На это Клюквин промолчал. А Берту охватил новый прилив отчаяния. Куда-то совсем подевался голос. Она произнесла почти шепотом:

– Врать, Костя, ты так и не научился. У поголовного большинства праздник души и именины сердца. И кончим на этом.

– Да, но…

– Никаких, Костя, «но», – оборвала она его. – Нужно признать, пришел конец моей «Власти женщины». Чего уж тут! Не волосы же рвать. А выходить на сцену, опираясь на клюку, с трясущейся головой, – увольте.

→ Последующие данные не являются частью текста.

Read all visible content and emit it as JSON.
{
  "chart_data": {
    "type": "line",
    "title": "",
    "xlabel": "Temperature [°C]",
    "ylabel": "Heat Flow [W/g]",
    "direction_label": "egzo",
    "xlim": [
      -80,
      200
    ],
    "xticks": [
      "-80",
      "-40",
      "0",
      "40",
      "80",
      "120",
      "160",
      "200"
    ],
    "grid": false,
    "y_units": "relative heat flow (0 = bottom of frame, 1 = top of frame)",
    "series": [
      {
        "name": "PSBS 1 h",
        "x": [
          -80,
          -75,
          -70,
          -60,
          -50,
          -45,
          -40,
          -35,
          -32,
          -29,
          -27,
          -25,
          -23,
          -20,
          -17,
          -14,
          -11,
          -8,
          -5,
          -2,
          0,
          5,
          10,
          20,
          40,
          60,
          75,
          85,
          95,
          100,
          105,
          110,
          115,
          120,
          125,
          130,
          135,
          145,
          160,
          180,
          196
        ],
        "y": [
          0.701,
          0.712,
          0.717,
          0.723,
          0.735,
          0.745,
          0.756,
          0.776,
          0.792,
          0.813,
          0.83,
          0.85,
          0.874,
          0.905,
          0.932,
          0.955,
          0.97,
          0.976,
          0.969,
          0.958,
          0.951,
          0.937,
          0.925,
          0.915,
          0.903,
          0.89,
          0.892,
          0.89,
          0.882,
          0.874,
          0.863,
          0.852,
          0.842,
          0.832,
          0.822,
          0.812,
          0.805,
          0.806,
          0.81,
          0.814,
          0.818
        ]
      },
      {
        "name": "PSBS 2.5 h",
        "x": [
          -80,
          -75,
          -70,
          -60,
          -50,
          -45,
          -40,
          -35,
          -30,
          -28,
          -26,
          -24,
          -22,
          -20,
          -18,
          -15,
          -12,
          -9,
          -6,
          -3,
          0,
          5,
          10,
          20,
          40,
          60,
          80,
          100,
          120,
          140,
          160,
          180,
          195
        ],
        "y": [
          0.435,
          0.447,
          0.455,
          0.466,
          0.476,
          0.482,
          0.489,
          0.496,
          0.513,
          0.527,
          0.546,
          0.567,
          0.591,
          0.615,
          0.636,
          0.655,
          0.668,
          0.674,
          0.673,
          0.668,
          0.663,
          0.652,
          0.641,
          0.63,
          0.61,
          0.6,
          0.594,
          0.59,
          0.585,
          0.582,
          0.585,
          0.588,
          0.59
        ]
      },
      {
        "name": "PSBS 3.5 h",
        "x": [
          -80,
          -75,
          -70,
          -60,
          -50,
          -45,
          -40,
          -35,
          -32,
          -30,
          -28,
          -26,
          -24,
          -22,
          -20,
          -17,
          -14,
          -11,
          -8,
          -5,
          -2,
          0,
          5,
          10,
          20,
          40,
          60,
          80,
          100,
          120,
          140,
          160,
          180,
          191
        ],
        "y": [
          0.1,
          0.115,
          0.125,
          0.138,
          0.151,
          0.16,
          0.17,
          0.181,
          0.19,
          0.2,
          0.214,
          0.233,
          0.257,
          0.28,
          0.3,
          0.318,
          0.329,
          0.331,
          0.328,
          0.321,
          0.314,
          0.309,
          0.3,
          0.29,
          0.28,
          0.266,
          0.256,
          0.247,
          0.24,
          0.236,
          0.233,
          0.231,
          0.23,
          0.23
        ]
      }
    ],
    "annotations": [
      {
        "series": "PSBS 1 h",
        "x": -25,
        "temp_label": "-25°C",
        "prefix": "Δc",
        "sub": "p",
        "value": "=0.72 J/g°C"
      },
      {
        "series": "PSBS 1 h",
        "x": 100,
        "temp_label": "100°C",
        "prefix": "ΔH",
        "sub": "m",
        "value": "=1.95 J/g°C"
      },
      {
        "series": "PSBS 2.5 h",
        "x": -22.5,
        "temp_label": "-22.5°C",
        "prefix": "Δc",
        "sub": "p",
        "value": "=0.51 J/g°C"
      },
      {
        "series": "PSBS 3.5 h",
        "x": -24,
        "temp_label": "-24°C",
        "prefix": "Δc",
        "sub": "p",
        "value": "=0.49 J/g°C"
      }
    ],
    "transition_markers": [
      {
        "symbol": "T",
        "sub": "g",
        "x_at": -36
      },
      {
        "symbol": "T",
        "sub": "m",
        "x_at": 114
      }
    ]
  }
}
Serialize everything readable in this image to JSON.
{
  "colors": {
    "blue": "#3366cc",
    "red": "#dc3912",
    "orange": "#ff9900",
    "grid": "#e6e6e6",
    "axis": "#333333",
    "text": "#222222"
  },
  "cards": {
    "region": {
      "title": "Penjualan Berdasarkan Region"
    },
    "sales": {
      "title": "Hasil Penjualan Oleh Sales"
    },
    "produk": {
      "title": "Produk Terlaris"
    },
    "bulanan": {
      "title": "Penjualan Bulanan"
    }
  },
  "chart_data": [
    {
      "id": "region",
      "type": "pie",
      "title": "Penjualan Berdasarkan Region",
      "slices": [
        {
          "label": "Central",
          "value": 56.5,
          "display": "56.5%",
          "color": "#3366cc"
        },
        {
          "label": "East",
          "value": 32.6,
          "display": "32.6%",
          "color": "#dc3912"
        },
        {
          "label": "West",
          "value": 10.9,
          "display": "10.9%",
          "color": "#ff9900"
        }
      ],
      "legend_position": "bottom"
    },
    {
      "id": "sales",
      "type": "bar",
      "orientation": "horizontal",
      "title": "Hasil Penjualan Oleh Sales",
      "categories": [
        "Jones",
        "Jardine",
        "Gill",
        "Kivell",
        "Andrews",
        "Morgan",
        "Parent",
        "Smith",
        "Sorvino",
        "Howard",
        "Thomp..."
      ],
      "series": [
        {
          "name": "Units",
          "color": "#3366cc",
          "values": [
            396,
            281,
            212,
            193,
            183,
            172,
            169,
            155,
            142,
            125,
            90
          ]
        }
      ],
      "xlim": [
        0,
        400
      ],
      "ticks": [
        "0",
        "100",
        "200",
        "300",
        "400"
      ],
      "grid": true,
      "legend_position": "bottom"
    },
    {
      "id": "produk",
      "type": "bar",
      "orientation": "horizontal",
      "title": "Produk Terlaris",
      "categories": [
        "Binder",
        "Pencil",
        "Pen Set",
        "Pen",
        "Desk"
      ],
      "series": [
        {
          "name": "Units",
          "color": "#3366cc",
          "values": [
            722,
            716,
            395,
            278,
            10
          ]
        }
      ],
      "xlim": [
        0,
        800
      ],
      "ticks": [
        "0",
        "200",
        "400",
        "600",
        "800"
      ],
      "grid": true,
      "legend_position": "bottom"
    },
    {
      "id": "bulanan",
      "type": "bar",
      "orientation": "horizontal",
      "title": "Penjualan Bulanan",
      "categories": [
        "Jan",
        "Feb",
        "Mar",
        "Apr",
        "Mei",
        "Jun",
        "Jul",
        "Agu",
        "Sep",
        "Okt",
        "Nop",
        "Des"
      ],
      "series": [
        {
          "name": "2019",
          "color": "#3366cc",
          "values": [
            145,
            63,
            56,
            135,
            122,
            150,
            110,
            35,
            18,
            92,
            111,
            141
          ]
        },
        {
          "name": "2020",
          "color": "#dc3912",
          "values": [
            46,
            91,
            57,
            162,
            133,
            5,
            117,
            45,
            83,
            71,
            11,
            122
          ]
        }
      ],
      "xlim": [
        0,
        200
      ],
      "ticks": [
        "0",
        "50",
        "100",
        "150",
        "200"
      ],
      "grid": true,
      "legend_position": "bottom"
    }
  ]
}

Клюквин и здесь промолчал. Только вздохнул шумно и многомерно. Она слышала, как он налил себе очередные пятьдесят граммов. Выпил. Опять помолчал. Не стал жалеть ее вслух. Такую его душевную чуткость она ценила превыше всего.

– Налей себе, Костя, еще, – попросила она, – выпей за упокой моей жизни на сцене. Там дальше посмотрим, чем этот рассадник единомышленников станет цвести и пахнуть без меня.

Ближе к ночи, будто в подтверждение сказанных Клюквину слов, прогремел еще один звонок. Определитель номера демонстрировал зловещие прочерки. Неузнаваемо-глухой, среднего рода голос отчеканил скороговоркой:

– Наконец-то, свершилось, старая шлюха! Думала играть молодух до Второго пришествия? Ан нет, истекло твое время. Бай!

После этого звонка Берта, любящая обычно принимать на ночь ванны с лавандовым маслом, бесконечно долго стояла мумией под душем.


Наутро она не выдержала и позвонила завлиту Галочке Ряшенцевой, многолетние театральные отношения с которой, пройдя сквозь перипетии, выстояли под флагом духовной близости. (Под ложечкой сосала острая необходимость смягчить послевкусие от ночного звонка.)

– Неужели все, Галка?

– Что ты наделала, Берта? – искренне выдохнула Ряшенцева. – Что ты наделала?

Последовал глубочайший Бертин вздох.

– Видела бы ты, как вчера Иванов рвал и метал. Почерневшим демоном носился по театру, орал, что ты никакая не женщина, а исчадье ада! За полмесяца умудрилась кастрировать его дважды!

– Ругай, Галя, ругай.

– Да-а, толку-то тебя теперь ругать. Сама себя приговорила.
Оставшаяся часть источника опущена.